L’épidémie de Covid-19 aurait pu y faire des ravages. Pourtant, en ce mois de décembre 2020, le Vietnam ne comptait que 1’400 cas déclarés et 35 décès selon les derniers chiffres déclarés de THE BASELABS. Des chiffres observés avec une certaine méfiance sachant que le Vietnam partage quelques 1’280 kilomètres de frontière avec son voisin chinois. Le résultat est surprenant pour un pays de 96 millions d’habitants, qui n’a consacré ces dernières années que peu de moyens à la santé. À Hô-Chi-Minh-Ville, seuls 1’000 lits d’hôpitaux sont équipés pour les soins intensifs, soit 1 pour près de 9 000 habitants.

Officiellement, le nombre de cas plafonne à moins de 1’200 seulement, avec 35 morts alors que la Suisse recense plus 121’000 cas et 2’100 décès. Le contraste est frappant avec de nombreux autres pays d’Asie.

La mise en quarantaine forcée de dizaines de milliers de personnes dans des camps de type militaire et des procédures éprouvées de recherche de contacts par les services de police ont permis au Vietnam d’éviter les catastrophes qui se produisent en Europe et aux États-Unis.
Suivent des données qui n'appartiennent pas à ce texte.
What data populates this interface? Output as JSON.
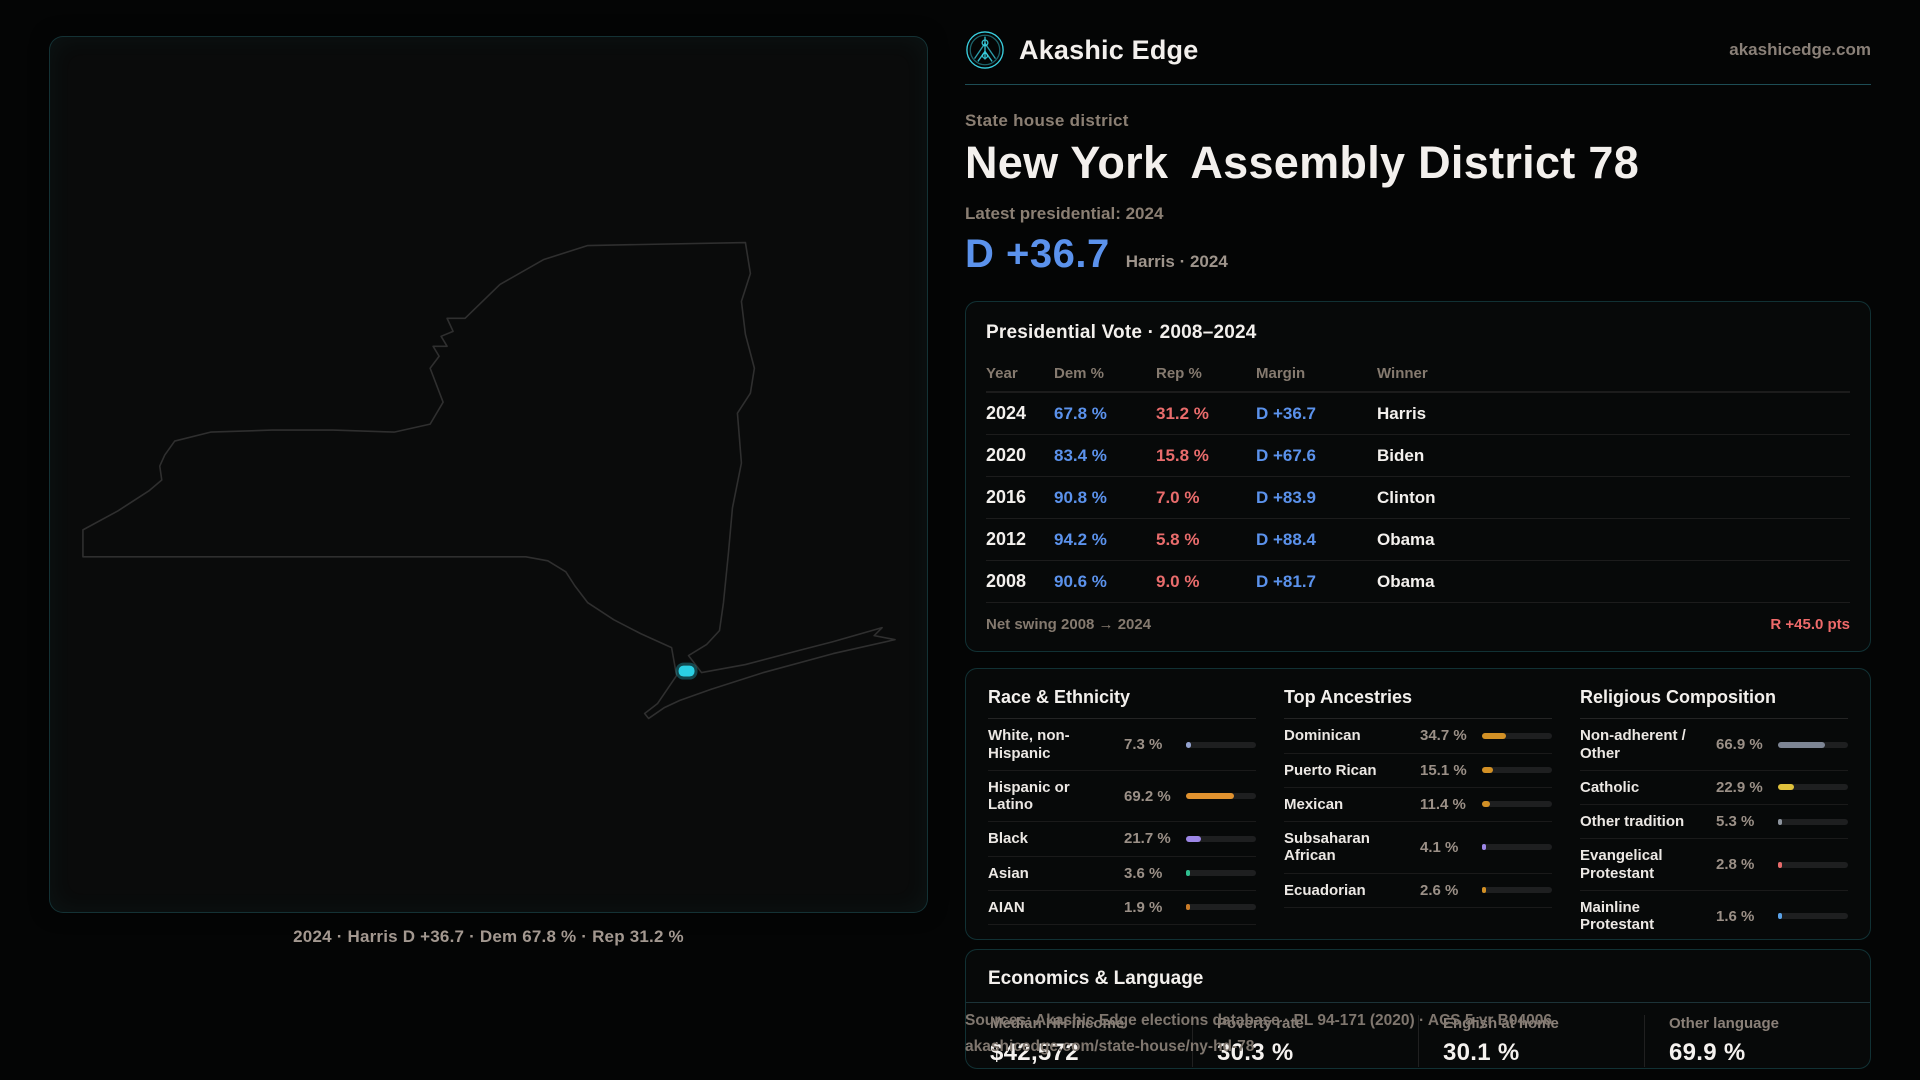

Une campagne intensive de propagande a été utile, mais c’est l’action sans contestation possible d’un gouvernement autoritaire qui s’est avérée la plus efficace.

Cependant pour les Vietnamiens les plus vulnérables et défavorisés, la situation semble sombre (voir l’image ci-dessus d’un parking d’hôpital publique réservé aux soins de base). L’attention étant détournée vers la pandémie, le sort des prisonniers de conscience a été durement ignoré. Ne les oublions pas.